Quote from: Dusty Substance on September 15, 2019, 06:52:43 PM
https://www.youtube.com/watch?v=iIstaeDlf2A

She clearly knows her music history


Odd thing to say. Why wouldn't she? Especially given the particular style she performs owes a great deal to classic rock.

sevendaughters

oh she definitely knows her onions, on that p4k 'the song i wish i wrote' she went for a Hoagy Carmichael song fer chrissake. that LA scene she is sort of in and out of are deep nerds for real.

Head Gardener

Quote from: sevendaughters on September 17, 2019, 07:56:08 AM
that LA scene she is sort of in and out of are deep nerds for real.

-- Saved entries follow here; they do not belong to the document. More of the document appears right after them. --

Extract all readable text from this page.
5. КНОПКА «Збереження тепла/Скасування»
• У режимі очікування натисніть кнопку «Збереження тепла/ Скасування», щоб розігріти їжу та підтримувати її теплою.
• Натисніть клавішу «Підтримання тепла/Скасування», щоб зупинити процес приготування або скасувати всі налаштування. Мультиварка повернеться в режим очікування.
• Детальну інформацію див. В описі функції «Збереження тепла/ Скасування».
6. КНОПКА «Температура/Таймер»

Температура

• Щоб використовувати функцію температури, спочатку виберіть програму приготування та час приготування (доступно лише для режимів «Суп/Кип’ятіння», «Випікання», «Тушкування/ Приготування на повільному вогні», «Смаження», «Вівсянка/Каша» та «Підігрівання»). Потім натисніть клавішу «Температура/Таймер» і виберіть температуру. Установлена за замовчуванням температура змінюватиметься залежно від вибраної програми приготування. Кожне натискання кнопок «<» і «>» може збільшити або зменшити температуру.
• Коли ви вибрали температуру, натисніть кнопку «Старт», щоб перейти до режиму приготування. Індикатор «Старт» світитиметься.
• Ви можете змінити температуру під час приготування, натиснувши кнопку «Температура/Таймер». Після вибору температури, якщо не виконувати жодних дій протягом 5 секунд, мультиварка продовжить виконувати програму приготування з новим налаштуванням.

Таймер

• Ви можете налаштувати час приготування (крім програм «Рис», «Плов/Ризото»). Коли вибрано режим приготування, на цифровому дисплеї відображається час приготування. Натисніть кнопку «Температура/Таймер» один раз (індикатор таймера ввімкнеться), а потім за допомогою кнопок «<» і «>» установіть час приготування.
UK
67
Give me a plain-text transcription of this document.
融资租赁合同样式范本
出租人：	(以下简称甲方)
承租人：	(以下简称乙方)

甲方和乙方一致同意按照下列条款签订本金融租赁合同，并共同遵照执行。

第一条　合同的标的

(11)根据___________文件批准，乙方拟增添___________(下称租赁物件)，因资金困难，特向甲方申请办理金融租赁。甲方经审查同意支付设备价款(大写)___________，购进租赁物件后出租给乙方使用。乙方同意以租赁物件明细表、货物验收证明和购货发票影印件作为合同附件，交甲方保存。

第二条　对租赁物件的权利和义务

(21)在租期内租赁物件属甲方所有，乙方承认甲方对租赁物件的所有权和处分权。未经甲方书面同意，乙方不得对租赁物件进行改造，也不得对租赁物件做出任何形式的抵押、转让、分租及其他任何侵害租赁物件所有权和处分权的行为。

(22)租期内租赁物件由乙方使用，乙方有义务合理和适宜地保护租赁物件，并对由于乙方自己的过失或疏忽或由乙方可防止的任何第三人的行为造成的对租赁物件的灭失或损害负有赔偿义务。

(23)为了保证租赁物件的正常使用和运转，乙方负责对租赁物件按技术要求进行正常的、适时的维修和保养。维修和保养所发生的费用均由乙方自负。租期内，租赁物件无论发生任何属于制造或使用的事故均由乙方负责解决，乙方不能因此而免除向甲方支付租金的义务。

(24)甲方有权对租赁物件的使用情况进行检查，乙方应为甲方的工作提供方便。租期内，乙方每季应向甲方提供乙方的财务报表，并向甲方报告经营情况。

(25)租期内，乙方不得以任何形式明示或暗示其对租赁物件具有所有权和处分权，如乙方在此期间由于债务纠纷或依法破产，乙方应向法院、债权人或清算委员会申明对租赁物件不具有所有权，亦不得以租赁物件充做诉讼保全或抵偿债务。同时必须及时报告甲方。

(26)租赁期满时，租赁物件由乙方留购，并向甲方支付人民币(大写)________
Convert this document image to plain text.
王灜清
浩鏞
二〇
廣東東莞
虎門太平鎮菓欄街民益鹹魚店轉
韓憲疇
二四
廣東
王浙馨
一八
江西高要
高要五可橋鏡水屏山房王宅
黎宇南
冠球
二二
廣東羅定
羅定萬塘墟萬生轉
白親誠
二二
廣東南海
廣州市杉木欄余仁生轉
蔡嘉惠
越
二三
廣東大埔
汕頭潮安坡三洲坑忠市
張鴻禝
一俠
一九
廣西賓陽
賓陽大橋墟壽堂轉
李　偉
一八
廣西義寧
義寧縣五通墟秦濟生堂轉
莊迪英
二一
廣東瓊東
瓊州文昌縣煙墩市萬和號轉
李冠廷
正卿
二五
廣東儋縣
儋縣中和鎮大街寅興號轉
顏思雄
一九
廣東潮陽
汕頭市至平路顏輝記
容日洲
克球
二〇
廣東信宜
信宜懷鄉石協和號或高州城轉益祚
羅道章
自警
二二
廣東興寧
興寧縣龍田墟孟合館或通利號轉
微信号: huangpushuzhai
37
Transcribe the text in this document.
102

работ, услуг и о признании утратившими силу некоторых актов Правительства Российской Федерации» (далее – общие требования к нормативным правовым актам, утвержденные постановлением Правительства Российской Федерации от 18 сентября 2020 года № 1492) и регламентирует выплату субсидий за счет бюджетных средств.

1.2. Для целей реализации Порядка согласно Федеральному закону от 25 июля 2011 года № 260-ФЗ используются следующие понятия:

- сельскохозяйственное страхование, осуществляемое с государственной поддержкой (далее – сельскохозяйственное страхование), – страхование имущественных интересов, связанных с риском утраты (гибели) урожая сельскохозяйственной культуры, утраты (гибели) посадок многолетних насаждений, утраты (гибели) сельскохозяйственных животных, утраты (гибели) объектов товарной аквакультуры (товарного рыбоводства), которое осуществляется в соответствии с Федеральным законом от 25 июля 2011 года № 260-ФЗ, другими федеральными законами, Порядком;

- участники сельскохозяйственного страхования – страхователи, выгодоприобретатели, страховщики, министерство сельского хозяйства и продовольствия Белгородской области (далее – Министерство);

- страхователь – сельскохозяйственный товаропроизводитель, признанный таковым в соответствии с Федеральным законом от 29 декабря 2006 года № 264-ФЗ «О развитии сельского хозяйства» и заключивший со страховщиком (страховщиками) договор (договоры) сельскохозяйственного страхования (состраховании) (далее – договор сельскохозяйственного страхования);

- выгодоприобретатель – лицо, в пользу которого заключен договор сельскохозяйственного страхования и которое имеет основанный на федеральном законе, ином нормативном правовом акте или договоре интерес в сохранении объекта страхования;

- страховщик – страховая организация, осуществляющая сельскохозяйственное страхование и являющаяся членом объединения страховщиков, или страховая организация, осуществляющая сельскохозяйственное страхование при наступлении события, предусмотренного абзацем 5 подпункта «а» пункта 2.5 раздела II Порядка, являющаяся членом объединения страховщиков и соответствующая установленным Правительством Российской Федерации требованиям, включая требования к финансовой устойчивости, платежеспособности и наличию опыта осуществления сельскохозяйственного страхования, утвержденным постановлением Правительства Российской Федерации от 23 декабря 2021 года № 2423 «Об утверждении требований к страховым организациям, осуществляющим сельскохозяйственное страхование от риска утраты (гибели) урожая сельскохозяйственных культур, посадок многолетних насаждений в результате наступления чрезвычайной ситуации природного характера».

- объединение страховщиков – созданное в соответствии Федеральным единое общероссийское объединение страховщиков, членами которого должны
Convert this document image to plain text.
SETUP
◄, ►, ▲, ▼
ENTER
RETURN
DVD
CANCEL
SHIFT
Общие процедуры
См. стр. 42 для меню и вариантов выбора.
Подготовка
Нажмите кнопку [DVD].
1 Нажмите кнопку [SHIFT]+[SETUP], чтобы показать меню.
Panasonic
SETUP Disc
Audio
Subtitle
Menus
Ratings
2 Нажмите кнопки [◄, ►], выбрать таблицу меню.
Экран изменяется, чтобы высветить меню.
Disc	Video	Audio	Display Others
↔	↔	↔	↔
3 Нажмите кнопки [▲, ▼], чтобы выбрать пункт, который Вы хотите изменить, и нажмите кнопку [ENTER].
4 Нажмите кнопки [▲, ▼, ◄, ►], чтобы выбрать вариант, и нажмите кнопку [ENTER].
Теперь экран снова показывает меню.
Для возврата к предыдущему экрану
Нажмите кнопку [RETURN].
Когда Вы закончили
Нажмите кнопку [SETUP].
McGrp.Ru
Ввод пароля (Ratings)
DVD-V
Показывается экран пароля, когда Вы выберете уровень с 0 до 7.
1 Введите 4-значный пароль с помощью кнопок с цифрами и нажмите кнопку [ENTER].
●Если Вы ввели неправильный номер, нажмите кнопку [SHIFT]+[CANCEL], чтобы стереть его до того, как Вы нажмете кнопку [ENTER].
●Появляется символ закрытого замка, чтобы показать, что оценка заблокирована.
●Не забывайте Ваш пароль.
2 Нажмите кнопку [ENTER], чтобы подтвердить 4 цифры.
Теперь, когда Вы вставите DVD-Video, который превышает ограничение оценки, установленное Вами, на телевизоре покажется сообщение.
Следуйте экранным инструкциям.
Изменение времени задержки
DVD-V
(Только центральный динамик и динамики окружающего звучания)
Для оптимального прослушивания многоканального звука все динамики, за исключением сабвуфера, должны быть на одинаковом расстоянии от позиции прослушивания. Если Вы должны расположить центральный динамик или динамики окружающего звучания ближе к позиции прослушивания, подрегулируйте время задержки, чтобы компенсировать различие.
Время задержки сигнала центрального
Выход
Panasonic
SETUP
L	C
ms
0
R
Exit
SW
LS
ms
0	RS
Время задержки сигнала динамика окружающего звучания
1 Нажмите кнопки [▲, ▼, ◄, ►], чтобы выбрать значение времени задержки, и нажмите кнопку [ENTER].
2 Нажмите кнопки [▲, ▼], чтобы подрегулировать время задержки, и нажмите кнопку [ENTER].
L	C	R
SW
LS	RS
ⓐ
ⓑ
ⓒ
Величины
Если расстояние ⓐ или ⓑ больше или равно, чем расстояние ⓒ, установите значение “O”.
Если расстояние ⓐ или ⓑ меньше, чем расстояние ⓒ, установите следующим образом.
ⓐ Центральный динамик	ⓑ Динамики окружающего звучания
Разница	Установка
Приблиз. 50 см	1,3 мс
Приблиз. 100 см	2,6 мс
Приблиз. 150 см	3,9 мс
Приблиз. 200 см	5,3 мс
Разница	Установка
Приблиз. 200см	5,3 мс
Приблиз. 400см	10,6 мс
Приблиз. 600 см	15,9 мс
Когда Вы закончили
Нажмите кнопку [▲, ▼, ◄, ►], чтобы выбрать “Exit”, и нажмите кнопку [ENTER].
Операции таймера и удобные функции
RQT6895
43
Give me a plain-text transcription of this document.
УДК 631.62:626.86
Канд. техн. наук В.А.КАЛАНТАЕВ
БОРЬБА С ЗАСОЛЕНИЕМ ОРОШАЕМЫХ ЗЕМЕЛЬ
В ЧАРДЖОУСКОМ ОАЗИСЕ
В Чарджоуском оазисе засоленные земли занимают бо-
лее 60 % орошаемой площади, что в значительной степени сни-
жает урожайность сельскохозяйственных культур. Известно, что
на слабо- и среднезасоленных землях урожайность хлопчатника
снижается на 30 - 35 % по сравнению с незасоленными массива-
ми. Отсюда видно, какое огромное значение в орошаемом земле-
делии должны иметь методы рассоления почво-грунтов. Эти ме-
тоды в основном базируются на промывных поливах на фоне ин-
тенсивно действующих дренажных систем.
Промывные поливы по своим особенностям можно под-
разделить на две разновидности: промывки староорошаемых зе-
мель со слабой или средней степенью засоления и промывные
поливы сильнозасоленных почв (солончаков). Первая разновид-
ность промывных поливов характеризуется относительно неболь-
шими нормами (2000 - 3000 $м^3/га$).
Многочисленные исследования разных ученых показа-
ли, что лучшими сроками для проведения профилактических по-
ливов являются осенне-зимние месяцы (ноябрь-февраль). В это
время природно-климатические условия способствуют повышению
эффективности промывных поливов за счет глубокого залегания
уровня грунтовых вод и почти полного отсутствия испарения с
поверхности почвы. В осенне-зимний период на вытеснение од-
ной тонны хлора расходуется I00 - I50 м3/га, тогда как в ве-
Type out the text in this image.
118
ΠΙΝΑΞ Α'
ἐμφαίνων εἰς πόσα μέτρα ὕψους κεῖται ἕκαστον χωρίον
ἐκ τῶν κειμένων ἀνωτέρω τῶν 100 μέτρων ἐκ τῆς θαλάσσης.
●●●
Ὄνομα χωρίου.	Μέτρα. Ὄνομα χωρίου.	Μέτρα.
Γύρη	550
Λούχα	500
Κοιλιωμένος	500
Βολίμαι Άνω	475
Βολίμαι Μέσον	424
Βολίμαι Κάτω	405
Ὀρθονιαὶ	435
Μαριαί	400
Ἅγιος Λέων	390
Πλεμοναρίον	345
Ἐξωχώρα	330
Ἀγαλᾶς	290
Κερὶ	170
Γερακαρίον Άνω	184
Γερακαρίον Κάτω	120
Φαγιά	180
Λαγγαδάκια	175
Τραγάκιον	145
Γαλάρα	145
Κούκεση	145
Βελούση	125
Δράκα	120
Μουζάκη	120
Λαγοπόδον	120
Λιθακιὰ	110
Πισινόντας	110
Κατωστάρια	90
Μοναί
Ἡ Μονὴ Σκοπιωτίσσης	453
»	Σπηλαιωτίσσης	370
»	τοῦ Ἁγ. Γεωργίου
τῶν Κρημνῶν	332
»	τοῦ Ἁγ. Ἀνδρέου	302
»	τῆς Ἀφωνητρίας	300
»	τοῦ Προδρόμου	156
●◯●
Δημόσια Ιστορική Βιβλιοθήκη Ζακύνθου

cool, quite similar to Northampton then


checkoutgirl

Quote from: Head Gardener on September 12, 2019, 09:48:20 PM
the tune she did with Ariel Pink is fabulous too - Tears Of Fire

That's a fun tune.

Movies is very Involved strap yourself in type stuff. I'm rarely in the mood for that kind of thing these days. Perhaps further listens will reveal more lightness.


amoral

Recently discovered this album myself. Such lovely melodies and her voice is gorgeous. A little bit Karen Carpenter, a little bit Aimee Mann. There's something wonderfully familiar but also new about it.

Quote from: Dusty Substance on September 15, 2019, 06:52:43 PM
less keen on the Canadian hippy interviewing her but apparently he's had some health issues so I won't be too nasty about him

How can you be on the internet and not know Nardwuar? (and how can anyone not like Nardwuar?!)